Artists use tint, tone, and shade to bring depth and nuance to color families. These achromatic additives create new color values that allow decorators and artists to create specific moods and styles. When you understand the process behind tint, tone, and shade, you can use these color distinctions to create more cohesive color harmony and use it to create more impactful and emotionally resonant space.

Using Tint, Tone, and Shade to Create Harmonious Color Palettes

What are Tint, Tone, and Shade?

Adding tint to a color means that you lighten the color with the addition of white. Combining white with a saturated color will increase its lightness by making it more reflective. The color will be less intense with the addition of white. You will increase the color’s transparency, which creates a softer and more delicate look.
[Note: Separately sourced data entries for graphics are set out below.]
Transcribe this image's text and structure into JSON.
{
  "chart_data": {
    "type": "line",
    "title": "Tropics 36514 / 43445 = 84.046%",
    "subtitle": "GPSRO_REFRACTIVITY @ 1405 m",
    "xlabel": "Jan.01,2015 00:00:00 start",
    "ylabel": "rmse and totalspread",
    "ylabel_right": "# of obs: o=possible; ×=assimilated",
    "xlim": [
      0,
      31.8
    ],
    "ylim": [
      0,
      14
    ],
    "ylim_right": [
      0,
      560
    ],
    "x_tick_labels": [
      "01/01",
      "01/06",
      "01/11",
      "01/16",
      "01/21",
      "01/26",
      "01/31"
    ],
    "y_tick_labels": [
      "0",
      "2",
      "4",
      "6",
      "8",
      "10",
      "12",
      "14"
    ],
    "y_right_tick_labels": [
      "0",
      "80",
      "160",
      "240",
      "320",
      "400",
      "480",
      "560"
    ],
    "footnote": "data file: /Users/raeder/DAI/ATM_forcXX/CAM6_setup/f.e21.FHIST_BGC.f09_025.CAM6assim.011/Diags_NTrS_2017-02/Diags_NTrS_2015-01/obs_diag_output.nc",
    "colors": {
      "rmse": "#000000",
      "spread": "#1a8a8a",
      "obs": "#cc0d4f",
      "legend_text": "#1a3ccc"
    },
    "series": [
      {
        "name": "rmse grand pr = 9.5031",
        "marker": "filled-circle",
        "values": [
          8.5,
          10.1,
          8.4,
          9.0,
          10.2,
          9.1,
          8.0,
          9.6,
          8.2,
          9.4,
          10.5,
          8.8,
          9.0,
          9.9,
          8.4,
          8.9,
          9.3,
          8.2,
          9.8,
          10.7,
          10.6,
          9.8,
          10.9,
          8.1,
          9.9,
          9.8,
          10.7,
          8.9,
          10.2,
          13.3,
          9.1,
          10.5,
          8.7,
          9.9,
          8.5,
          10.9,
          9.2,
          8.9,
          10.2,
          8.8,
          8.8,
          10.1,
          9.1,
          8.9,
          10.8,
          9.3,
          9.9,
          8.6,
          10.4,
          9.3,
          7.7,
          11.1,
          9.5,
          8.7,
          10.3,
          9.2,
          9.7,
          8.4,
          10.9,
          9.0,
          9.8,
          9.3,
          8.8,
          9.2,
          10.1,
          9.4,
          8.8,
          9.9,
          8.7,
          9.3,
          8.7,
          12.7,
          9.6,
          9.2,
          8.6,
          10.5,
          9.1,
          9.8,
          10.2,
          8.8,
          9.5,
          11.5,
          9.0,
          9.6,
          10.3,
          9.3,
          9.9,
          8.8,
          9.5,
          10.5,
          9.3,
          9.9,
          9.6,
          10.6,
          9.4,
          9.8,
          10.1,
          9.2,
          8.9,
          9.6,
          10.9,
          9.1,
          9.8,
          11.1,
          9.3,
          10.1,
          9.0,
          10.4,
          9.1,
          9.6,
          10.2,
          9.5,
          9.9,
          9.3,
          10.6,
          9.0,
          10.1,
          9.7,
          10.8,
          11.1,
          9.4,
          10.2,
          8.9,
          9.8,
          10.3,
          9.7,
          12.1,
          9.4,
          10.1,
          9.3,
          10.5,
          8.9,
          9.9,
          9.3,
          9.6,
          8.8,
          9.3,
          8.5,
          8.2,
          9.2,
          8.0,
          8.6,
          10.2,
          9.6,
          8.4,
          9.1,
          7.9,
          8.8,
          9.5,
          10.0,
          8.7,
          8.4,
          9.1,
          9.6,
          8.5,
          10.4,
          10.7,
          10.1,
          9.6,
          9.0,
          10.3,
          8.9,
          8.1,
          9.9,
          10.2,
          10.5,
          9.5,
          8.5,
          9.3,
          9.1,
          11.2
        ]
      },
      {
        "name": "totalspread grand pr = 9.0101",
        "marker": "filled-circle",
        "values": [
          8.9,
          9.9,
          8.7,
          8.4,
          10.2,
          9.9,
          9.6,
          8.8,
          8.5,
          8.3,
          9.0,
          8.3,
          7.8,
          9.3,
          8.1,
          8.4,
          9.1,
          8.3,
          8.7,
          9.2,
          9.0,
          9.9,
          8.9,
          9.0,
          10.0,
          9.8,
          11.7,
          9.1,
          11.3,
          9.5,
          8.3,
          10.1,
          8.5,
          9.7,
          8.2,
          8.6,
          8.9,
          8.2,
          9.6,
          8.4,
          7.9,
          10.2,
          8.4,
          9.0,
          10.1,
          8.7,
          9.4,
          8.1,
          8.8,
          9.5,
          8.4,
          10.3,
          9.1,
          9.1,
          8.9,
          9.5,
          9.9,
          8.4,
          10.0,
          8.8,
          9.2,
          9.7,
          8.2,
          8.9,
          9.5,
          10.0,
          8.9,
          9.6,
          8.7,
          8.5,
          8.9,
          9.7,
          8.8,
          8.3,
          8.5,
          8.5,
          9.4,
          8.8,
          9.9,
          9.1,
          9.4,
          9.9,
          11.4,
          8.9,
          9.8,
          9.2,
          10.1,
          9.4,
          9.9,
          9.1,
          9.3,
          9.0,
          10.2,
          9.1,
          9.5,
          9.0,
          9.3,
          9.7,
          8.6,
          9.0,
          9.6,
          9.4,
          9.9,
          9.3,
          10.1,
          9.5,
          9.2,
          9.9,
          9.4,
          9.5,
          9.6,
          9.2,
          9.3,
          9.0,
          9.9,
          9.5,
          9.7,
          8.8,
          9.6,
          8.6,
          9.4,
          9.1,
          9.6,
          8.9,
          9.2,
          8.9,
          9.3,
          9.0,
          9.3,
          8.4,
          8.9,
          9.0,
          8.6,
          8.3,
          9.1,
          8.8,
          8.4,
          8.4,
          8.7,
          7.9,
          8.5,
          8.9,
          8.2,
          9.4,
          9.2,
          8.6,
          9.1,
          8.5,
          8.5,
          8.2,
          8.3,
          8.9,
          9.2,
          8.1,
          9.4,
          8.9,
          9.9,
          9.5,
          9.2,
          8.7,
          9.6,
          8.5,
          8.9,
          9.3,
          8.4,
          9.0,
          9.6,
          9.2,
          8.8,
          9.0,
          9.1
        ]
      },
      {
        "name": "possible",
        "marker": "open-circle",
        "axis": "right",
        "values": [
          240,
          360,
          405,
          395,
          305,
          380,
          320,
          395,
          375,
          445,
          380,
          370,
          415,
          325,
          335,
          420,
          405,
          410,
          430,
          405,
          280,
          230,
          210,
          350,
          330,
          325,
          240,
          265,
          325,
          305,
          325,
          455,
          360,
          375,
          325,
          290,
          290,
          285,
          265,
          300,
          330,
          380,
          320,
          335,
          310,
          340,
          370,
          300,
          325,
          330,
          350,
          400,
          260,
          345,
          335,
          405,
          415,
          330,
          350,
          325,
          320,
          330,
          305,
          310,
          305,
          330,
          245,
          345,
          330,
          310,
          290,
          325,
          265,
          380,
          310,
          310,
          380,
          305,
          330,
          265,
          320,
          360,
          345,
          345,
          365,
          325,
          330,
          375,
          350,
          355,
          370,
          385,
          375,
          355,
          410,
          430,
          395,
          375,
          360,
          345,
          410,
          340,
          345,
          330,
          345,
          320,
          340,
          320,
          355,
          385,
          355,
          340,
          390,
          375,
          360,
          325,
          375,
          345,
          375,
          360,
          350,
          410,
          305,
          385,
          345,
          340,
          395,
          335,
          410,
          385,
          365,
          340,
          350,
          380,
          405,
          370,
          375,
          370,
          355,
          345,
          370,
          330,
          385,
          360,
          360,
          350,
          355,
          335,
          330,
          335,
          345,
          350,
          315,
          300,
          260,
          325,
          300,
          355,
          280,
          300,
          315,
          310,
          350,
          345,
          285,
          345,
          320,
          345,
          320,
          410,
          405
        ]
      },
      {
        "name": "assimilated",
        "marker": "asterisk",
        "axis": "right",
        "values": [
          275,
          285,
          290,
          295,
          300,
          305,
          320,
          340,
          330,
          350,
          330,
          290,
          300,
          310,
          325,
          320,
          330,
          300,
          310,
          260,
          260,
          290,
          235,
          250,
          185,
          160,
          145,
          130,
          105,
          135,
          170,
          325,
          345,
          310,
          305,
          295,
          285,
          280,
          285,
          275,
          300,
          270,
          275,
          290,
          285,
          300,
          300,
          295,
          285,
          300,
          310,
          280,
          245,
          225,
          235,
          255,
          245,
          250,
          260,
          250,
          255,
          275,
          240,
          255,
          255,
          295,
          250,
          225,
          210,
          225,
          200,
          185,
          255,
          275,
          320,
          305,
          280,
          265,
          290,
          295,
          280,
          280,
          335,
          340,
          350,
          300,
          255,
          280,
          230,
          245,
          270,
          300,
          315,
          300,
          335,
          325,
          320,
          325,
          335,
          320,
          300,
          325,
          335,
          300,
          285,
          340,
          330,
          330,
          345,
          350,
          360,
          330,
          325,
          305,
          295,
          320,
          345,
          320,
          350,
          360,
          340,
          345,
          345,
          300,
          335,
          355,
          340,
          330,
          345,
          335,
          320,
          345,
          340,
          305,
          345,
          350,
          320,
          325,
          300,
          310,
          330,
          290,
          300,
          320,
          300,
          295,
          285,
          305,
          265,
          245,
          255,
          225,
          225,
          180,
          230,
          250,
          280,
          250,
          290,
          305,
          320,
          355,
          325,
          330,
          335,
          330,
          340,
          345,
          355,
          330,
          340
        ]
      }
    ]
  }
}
Adding tints to color families allows designers to create a monochromatic design that is harmonious by using one hue with a range of values.

Using tone means combining a color with gray. The addition of gray to a hue will decrease the intensity and saturation of a color. Depending on the original color, gray tones can either lighten or darken the color to create a new color value and bring it toward neutral. This is useful in art and also home design to create a more subtle palette.

Toning will create less intense colors that are pleasing to the eye and more relaxing than vibrant and highly saturated colors. Toned colors also create a good background for other colors allowing vibrant or light colors to stand out.

You can create a new shade of a color with the addition of black. This is a useful technique when you want to increase the depth of a color or add more contrast in your design. Just a small addition of black will create a color that is more moody and mysterious.

Paint companies like Farrow & Ball add just a small amount of black pigment to knock just an edge off the luminance of their paint colors and create the look of age.


Using Tint, Tone, and Shade to Create Harmonious Color Palettes

The addition of achromatic colors like white, gray, and black to color families like red, blue, and yellow creates a more refined and subtle color palette from which you can choose many diverse colors. You can use these to create color schemes with texture and nuance and to balance the intensity of the color in the room to provide a soothing and more subtle design.

Make a room more inviting and snug by incorporating a base color with black shading, or make it more subtle with a lighter tint color. Decrease the intensity of a color by using a base color with an injection of a gray color tone. Layer in diverse and subtle colors with the addition of wallpaper, throw pillows, rugs, furniture, and wall art.

Monochromatic Color Palettes

Monochromatic Color Palettes
Summer Thornton, Design Inc.

Monochromatic color designs use just one color family to create a pleasing interior space. To the uninitiated, this may seem to be an unexciting strategy, but these color schemes are some of the most harmonious and balanced. Monochromatic color palettes evoke feelings of serenity and calm, making them ideal for bedrooms and meditation areas. Tint, tone, and shade provide the nuance that colors need to make these designs work.

Begin with a base shade and build upon it by adding colors in the same family in varying tints, tones, and shades. Think about a monochromatic color palette based on the color red. Consider all the shades of color from the red family including different red hues like candy apple red, blush pink, and begonia.

Complementary Color Palettes

Complementary Color Palettes
Studio 511

Complementary colors are located across from one another on the color wheel. Color palettes built upon these hues are some of the most dynamic and bold. Complementary color palettes benefit from the addition of more nuanced shades of color.

Consider a simple complementary palette based on blue and orange. Create depth and interest to the design by varying the intensity of the colors, a pale peach wall color, slate blue occasional chair, deep coral curtains, and gray-blue wall art.

Analogous Color Palettes

Analogous Color Palettes
Charla Ray Interior Design

Colors located next to one another on the color wheel are called analogous colors. Designers use analogous colors to create soothing palettes with colors of a similar temperature.

Think about an analogous color palette based on blue and green. From this fundamental color base, layer in diverse shades of blue and green, including kelly green, mint green, navy blue, sky blue, and slate.